Quand les pesticides s’invitent dans l’assiette de nos enfants…

Ce mois ci une étude menée par Générations Futures, ancien Mouvement pour le droit et le respect des générations futures (MDRGF) a été rendue et ses conclusions sont plus qu’alarmantes !

En effet, l’association a fait analyser les aliments qu’ingurgite en général un enfant de 10 ans sur une journée. «On a imaginé des menus en prenant en compte les recommandations sur les fruits et légumes, mais aussi les goûters, explique Nadine Lauverja, de Générations futures.
Des analyses ont été réalisées par différents laboratoires pour rechercher des cancérigènes.»  Des menus types, soit trois par jour, plus le quatre-heure et un encas, respectant à la lettre les recommandations officielles : cinq fruits et légumes frais, trois produits laitiers et 1,5 litre d’eau par jour.

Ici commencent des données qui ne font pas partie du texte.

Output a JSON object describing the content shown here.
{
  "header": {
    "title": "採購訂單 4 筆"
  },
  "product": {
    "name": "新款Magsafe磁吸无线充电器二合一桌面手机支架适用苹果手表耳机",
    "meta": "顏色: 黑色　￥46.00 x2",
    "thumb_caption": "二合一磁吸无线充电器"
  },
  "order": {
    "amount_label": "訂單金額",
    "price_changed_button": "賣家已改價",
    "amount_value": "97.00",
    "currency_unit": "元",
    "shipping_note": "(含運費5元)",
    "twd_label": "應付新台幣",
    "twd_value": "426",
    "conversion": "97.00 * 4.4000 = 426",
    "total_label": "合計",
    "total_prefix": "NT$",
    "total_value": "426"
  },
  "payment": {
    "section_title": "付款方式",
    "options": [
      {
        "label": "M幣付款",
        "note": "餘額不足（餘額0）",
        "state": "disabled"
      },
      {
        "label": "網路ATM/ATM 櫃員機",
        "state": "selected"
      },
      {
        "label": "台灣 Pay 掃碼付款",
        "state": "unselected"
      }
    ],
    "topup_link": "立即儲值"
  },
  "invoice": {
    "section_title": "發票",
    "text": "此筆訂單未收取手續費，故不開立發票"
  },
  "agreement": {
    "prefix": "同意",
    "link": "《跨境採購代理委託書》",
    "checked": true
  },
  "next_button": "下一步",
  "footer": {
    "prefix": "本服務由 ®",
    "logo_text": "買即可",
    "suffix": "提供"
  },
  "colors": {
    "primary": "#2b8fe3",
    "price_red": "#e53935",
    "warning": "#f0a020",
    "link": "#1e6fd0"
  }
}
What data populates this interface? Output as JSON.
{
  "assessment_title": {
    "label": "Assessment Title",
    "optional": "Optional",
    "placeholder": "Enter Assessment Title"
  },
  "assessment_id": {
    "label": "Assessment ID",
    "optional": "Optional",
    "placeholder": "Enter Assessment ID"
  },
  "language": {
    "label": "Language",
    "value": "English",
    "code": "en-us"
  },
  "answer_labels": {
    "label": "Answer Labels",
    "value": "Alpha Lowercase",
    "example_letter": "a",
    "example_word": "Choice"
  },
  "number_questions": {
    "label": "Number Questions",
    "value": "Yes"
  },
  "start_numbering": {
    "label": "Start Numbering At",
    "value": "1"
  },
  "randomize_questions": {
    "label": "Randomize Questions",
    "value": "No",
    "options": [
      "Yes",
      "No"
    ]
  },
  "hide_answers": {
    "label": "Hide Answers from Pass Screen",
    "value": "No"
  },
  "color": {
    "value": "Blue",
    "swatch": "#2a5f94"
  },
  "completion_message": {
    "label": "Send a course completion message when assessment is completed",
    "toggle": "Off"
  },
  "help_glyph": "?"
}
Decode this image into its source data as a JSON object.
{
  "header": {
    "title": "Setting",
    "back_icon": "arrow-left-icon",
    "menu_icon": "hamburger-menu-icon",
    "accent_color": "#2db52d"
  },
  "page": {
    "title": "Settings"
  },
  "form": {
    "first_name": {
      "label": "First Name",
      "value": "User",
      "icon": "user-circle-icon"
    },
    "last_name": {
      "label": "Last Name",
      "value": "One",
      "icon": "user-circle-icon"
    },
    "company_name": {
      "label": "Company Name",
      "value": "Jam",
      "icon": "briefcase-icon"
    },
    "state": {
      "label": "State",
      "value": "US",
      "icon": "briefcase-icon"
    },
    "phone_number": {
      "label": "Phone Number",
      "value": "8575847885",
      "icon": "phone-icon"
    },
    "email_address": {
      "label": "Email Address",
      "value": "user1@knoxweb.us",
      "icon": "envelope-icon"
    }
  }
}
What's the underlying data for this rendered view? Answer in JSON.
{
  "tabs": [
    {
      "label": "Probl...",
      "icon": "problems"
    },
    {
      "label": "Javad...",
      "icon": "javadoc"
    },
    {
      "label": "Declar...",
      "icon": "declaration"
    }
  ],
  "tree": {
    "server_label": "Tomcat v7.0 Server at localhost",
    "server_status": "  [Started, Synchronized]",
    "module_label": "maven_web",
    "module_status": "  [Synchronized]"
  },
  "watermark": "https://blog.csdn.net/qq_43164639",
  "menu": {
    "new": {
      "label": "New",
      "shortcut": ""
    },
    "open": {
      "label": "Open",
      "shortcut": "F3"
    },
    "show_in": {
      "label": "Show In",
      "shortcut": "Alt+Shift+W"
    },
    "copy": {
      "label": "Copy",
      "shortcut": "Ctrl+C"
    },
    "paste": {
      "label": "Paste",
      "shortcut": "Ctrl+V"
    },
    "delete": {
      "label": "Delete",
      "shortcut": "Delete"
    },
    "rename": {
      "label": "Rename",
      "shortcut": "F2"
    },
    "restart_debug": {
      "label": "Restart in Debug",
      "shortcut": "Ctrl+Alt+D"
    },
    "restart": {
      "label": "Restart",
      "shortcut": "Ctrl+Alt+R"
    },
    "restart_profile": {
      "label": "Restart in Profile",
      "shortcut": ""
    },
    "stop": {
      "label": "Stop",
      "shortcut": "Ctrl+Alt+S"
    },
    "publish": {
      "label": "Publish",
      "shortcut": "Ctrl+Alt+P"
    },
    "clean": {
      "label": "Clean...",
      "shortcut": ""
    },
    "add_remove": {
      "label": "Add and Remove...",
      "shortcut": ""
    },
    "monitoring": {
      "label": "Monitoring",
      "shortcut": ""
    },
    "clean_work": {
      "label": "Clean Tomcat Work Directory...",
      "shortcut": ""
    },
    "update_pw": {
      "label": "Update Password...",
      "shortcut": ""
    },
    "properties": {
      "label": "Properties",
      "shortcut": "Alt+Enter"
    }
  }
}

NutritionLe résultat est édifiant : jusqu’à quinze pesticides différents dans le saumon ou encore, des pesticides hors réglementation européenne dans les haricots verts et d’autres produits importés d’Asie et d’Afrique.

Ce menu type, qui aurait pu être préparé à la maison par toutes les mamans comporte PCB, quinoxyfène, arsenic ou myclobutanil. En clair, "81 substances chimiques, dont 42 sont classées cancérigènes possibles ou probables, 5 substances classées cancérigènes certaines et 37 substances susceptibles d’agir comme perturbateurs endocriniens ", résume l’enquête de Générations futures.

D’où cette question, posée par Laurent Chevallier, le médecin nutritionniste montpelliérain responsable de l’alimentation au Réseau environnement santé qui participe à l’enquête: «Que fait la répression des fraudes? Il y a une carence évidente dans les contrôles.» Il s’inquiète de la dégradation sanitaire qu’il observe: «En 25 ans, les cancers ont doublé, avec une augmentation constante chez l’enfant.»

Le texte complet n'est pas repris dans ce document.